Union Berlin ist auf der Suche nach einem zentralen Mittelfeldspieler fündig geworden. Der Schweizer WM-Teilnehmer Michel Aebischer kommt nach einer missglückten Saison mit Pisa nach Köpenick.
Aus Pisa nach Köpenick
Der Wechsel von Michel Aebischer zu Union Berlin ist fix, am Mittwoch verkündeten die Eisernen den Transfer. Nach kicker-Informationen erhält Aebischer einen Dreijahresvertrag und kostet rund 3,5 Millionen Euro Ablöse. Diese kann durch Bonuszahlungen noch auf vier Millionen Euro ansteigen.
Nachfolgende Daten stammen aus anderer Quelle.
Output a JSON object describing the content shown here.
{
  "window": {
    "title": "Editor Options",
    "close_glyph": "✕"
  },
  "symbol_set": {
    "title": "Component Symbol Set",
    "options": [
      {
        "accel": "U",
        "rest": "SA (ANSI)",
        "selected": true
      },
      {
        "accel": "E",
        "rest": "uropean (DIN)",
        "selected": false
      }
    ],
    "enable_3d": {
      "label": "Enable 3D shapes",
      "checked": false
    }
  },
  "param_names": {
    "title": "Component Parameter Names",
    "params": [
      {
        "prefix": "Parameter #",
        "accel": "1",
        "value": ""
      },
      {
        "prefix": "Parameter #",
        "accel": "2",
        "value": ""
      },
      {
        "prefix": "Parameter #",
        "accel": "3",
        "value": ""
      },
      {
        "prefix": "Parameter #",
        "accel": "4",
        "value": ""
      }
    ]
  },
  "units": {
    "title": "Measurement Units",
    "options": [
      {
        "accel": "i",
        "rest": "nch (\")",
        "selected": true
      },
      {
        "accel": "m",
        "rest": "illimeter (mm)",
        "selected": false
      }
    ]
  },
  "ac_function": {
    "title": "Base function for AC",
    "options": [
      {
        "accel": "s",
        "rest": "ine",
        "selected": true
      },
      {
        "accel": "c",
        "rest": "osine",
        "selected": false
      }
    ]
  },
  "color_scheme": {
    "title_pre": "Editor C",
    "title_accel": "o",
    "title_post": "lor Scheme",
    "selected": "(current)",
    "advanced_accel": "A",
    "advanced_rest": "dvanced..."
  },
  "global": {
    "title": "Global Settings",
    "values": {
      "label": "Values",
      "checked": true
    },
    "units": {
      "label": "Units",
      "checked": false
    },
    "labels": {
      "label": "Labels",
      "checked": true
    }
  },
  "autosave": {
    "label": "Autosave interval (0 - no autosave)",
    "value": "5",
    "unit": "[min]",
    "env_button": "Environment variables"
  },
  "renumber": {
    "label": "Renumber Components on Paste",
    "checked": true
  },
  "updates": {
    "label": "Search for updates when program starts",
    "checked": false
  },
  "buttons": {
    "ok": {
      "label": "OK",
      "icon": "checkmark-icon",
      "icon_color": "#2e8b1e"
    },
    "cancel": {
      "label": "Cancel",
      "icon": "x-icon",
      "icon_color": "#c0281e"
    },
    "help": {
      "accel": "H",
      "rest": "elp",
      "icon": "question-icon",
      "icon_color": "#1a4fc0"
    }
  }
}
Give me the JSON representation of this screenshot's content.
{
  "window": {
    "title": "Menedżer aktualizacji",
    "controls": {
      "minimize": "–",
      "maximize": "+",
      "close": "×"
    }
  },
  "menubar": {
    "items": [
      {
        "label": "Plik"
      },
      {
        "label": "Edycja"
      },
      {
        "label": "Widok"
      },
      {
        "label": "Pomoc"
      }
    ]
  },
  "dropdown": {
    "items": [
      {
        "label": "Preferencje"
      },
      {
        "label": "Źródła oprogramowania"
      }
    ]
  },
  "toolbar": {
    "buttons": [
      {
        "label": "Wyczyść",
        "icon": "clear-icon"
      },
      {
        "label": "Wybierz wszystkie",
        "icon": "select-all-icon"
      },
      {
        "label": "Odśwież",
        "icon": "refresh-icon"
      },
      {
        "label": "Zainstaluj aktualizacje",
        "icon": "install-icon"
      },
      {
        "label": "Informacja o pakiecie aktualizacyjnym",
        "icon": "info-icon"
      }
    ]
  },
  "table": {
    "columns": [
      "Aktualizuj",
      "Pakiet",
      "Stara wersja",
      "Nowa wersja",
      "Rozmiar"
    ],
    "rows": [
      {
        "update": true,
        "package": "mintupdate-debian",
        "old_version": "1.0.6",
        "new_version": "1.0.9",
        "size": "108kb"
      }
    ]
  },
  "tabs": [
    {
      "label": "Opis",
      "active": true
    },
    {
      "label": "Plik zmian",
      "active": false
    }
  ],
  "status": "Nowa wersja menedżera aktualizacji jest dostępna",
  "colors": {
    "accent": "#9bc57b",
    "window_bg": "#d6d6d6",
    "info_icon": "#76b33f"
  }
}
„Michel ist ein sehr intelligenter und vielseitiger Mittelfeldspieler, der auf hohem Niveau über viele Jahre konstant seine Leistungen gezeigt hat. Er bringt internationale Erfahrung, Führungsqualitäten und eine hohe taktische Disziplin mit. Mit seiner Art, Fußball zu spielen, verleiht er einer Mannschaft Balance und Stabilität, gleichzeitig verfügt er aber auch über die Qualität, selbst Akzente nach vorne zu setzen“, beschreibt Horst Heldt die Stärken des Neuzugangs.
Der bei den BSC Young Boys ausgebildete Aebischer wechselte nach mehreren Jahren im Profiteam und vier Schweizer Meistertiteln im Sommer 2022 zum FC Bologna und kam in den ersten Jahren regelmäßig zum Einsatz. In der Saison 2024/25 setzten den 29-Jährigen anhaltende Adduktorenbeschwerden monatelang außer Gefecht, sodass er nur zu 14 Einsätzen in der Serie A kam.
Vier WM-Einsätze
In der vergangenen Saison wurde Aebischer an Pisa SC ausgeliehen, der Aufsteiger in die Serie A ging zudem eine Kaufverpflichtung ein. Doch das Team erwies sich als nicht erstligareif und stieg mit nur 18 Zählern direkt wieder ab. Aebischer kam in 35 Partien zum Einsatz, wobei ihm ein Tor gelang.
Trotz der missratenen Saison sprang Aebischer auf den WM-Zug auf, für die „Nati“ absolvierte er dabei vier Spiele. Allerdings nahm seine Spielzeit von Partie zu Partie ab, vom Startelfakteur wurde er zum Einwechselspieler. Im verlorenen Achtelfinale gegen Argentinien (1:3 n.V.) kam der Mittelfeldspieler dann gar nicht mehr zum Einsatz.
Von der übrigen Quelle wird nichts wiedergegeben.